Why is contrarianism useful?

As you succeed and manage more and more money, it is very easy to manage to buy and sell if you are a contrarian.

For example: if you wanted to sell small caps or PSUs now, it’s easy.


The drawback of following only one style of investing:

If you follow only one style it becomes a problem so all the people who are just quality got into trouble in 2020 to 23 although they had a beautiful 2017 to 2020. there are people who say I’ll be only small cap but they had such a bad experience between 2006 and 2013.

Contrarianism does not say that you should be only smallcap or quality or growth or value or midcap or large cap, it hunts for where there is intrinsic value upside.

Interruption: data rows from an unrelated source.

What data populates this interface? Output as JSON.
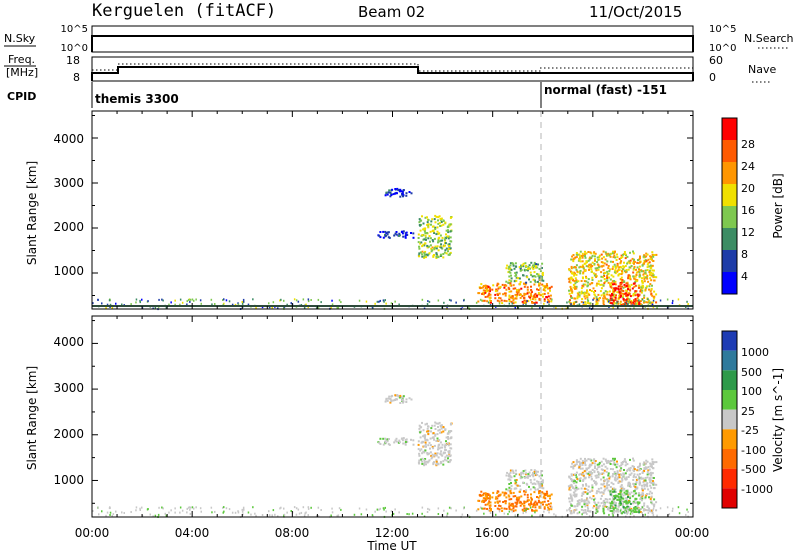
{
  "header": {
    "station": "Kerguelen (fitACF)",
    "beam": "Beam 02",
    "date": "11/Oct/2015"
  },
  "panels": {
    "nsky": {
      "left_label": "N.Sky",
      "left_ticks": [
        "10^5",
        "10^0"
      ],
      "right_label": "N.Search",
      "right_ticks": [
        "10^5",
        "10^0"
      ]
    },
    "freq": {
      "left_label_1": "Freq.",
      "left_label_2": "[MHz]",
      "left_ticks": [
        "18",
        "8"
      ],
      "right_label": "Nave",
      "right_ticks": [
        "60",
        "0"
      ]
    },
    "cpid": {
      "label": "CPID",
      "segments": [
        "themis 3300",
        "normal (fast) -151"
      ]
    }
  },
  "x_axis": {
    "label": "Time UT",
    "ticks": [
      "00:00",
      "04:00",
      "08:00",
      "12:00",
      "16:00",
      "20:00",
      "00:00"
    ]
  },
  "power_panel": {
    "ylabel": "Slant Range [km]",
    "yticks": [
      "1000",
      "2000",
      "3000",
      "4000"
    ],
    "colorbar_label": "Power [dB]",
    "colorbar_ticks": [
      "4",
      "8",
      "12",
      "16",
      "20",
      "24",
      "28"
    ],
    "colors": [
      "#0000ff",
      "#1e3ca8",
      "#3c8c64",
      "#7ec850",
      "#f0e000",
      "#ff9600",
      "#ff5a00",
      "#ff0000"
    ]
  },
  "velocity_panel": {
    "ylabel": "Slant Range [km]",
    "yticks": [
      "1000",
      "2000",
      "3000",
      "4000"
    ],
    "colorbar_label": "Velocity [m s^-1]",
    "colorbar_ticks": [
      "1000",
      "500",
      "100",
      "25",
      "-25",
      "-100",
      "-500",
      "-1000"
    ],
    "colors": [
      "#1e3cb4",
      "#2f7a9c",
      "#2e9a4a",
      "#5cc83c",
      "#c8c8c8",
      "#ff9a00",
      "#ff6a00",
      "#ff2a00",
      "#e00000"
    ]
  },
  "chart_data": [
    {
      "type": "line",
      "title": "N.Sky / N.Search",
      "x": [
        "00:00",
        "00:55",
        "01:00",
        "23:55",
        "24:00"
      ],
      "ylim": [
        0,
        100000
      ],
      "series": [
        {
          "name": "N.Sky",
          "values": [
            0,
            0,
            60000,
            60000,
            0
          ]
        }
      ]
    },
    {
      "type": "line",
      "title": "Freq. / Nave",
      "x": [
        "00:00",
        "00:55",
        "01:00",
        "12:55",
        "13:00",
        "23:55",
        "24:00"
      ],
      "ylim": [
        8,
        18
      ],
      "series": [
        {
          "name": "Freq. [MHz]",
          "values": [
            10,
            10,
            12,
            12,
            10,
            10,
            8
          ]
        },
        {
          "name": "Nave",
          "values": [
            30,
            30,
            32,
            32,
            28,
            33,
            33
          ]
        }
      ]
    },
    {
      "type": "heatmap",
      "title": "Power [dB]",
      "xlim": [
        "00:00",
        "24:00"
      ],
      "ylim": [
        200,
        4600
      ],
      "scale": [
        0,
        30
      ],
      "regions": [
        {
          "start": "11:35",
          "end": "12:45",
          "range_lo": 2700,
          "range_hi": 2900,
          "value": 4
        },
        {
          "start": "11:20",
          "end": "12:50",
          "range_lo": 1800,
          "range_hi": 1950,
          "value": 4
        },
        {
          "start": "13:00",
          "end": "14:20",
          "range_lo": 1350,
          "range_hi": 2300,
          "value": 14
        },
        {
          "start": "15:20",
          "end": "18:20",
          "range_lo": 350,
          "range_hi": 800,
          "value": 22
        },
        {
          "start": "16:30",
          "end": "18:00",
          "range_lo": 800,
          "range_hi": 1250,
          "value": 12
        },
        {
          "start": "19:00",
          "end": "22:30",
          "range_lo": 300,
          "range_hi": 1500,
          "value": 18
        },
        {
          "start": "20:40",
          "end": "21:50",
          "range_lo": 300,
          "range_hi": 800,
          "value": 28
        }
      ]
    },
    {
      "type": "heatmap",
      "title": "Velocity [m s^-1]",
      "xlim": [
        "00:00",
        "24:00"
      ],
      "ylim": [
        200,
        4600
      ],
      "scale": [
        -1000,
        1000
      ],
      "regions": [
        {
          "start": "11:35",
          "end": "12:45",
          "range_lo": 2700,
          "range_hi": 2900,
          "value": 0
        },
        {
          "start": "11:20",
          "end": "12:50",
          "range_lo": 1800,
          "range_hi": 1950,
          "value": 0
        },
        {
          "start": "13:00",
          "end": "14:20",
          "range_lo": 1350,
          "range_hi": 2300,
          "value": 0
        },
        {
          "start": "15:20",
          "end": "18:20",
          "range_lo": 350,
          "range_hi": 800,
          "value": -100
        },
        {
          "start": "16:30",
          "end": "18:00",
          "range_lo": 800,
          "range_hi": 1250,
          "value": 0
        },
        {
          "start": "19:00",
          "end": "22:30",
          "range_lo": 300,
          "range_hi": 1500,
          "value": 0
        },
        {
          "start": "20:40",
          "end": "21:50",
          "range_lo": 300,
          "range_hi": 800,
          "value": 80
        }
      ]
    }
  ]
}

The right time to measure your performance:

There is a time to measure your performance today if you are a small-cap investor or a Chinese fund manager, today is not the time to measure performance. you cannot measure performance when markets are either too high or too low that’s the wrong time to measure performance. you have to measure performance when you are in the middle and not when markets are at extremes.

Summing up investing:

The whole investing game which is very very rewarding financially is actually common sense.

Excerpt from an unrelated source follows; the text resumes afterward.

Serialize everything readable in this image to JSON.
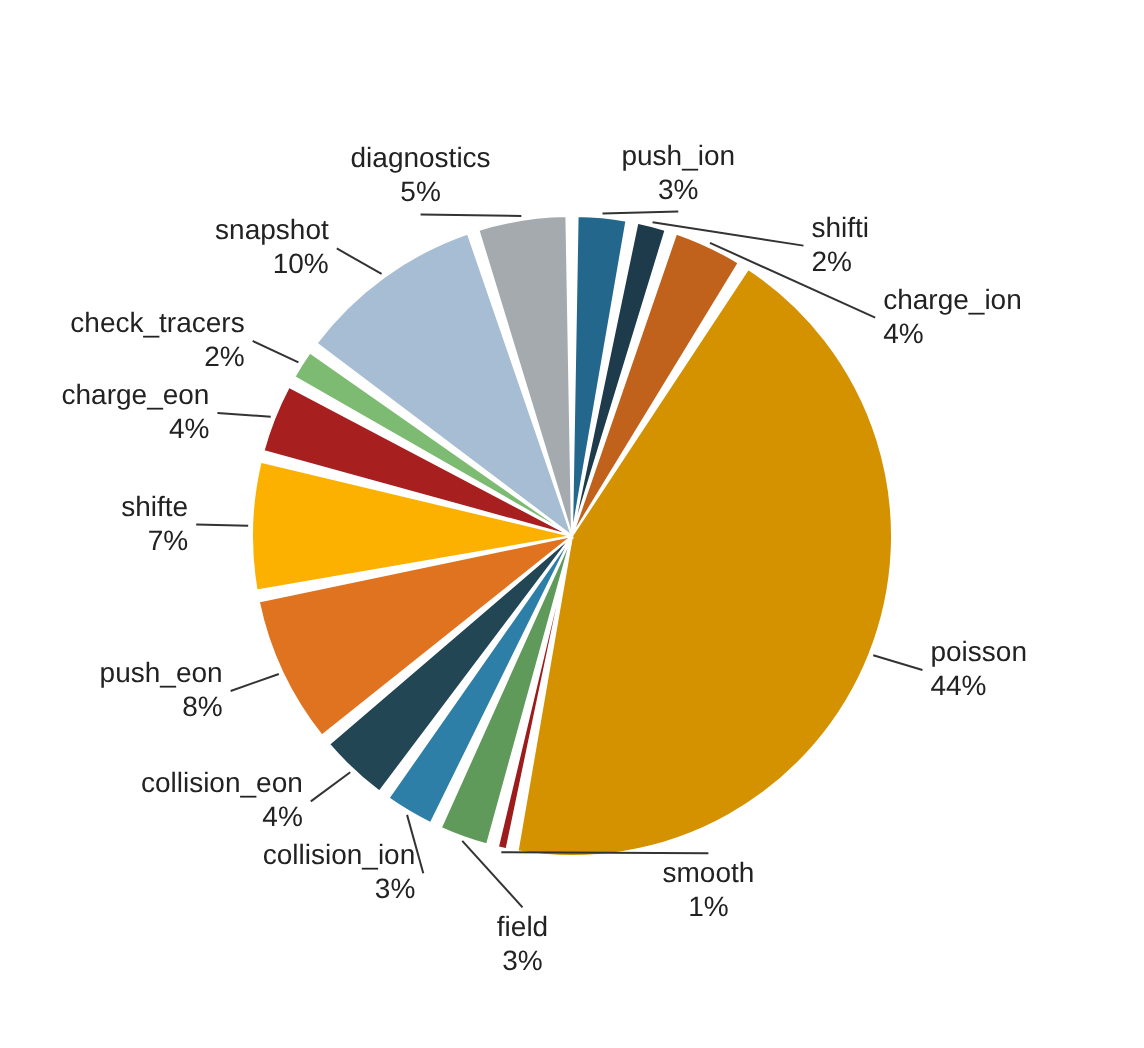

How to practice common sense, in the long run, is the biggest challenge for all investors particularly for people like us when we are managing other people’s money it is even more tougher because we are answerable to other people.

When you’re managing your own money it is very important to remember that finally investing is common sense. was it common sense to know that in March 2020 Market was cheaper the answer is certainly Market was cheaper it was so easy to know was it common sense to know that in December 2007 Market was very costly answer is it was very simple in December 2008 Market was very cheap was it common sense the answer is yes is it common sense to know that small and mid-cap is very overvalued compared to lunch cap the answer is simple it is common sense

In the long run, markets will be rational, markets will show common sense, and in the 34 years that I have been investing, markets have been sensible.

Markets will give you superb opportunities if you are rational in an irrational market and somehow wait through it and succeed in managing to be rational in an irrational market.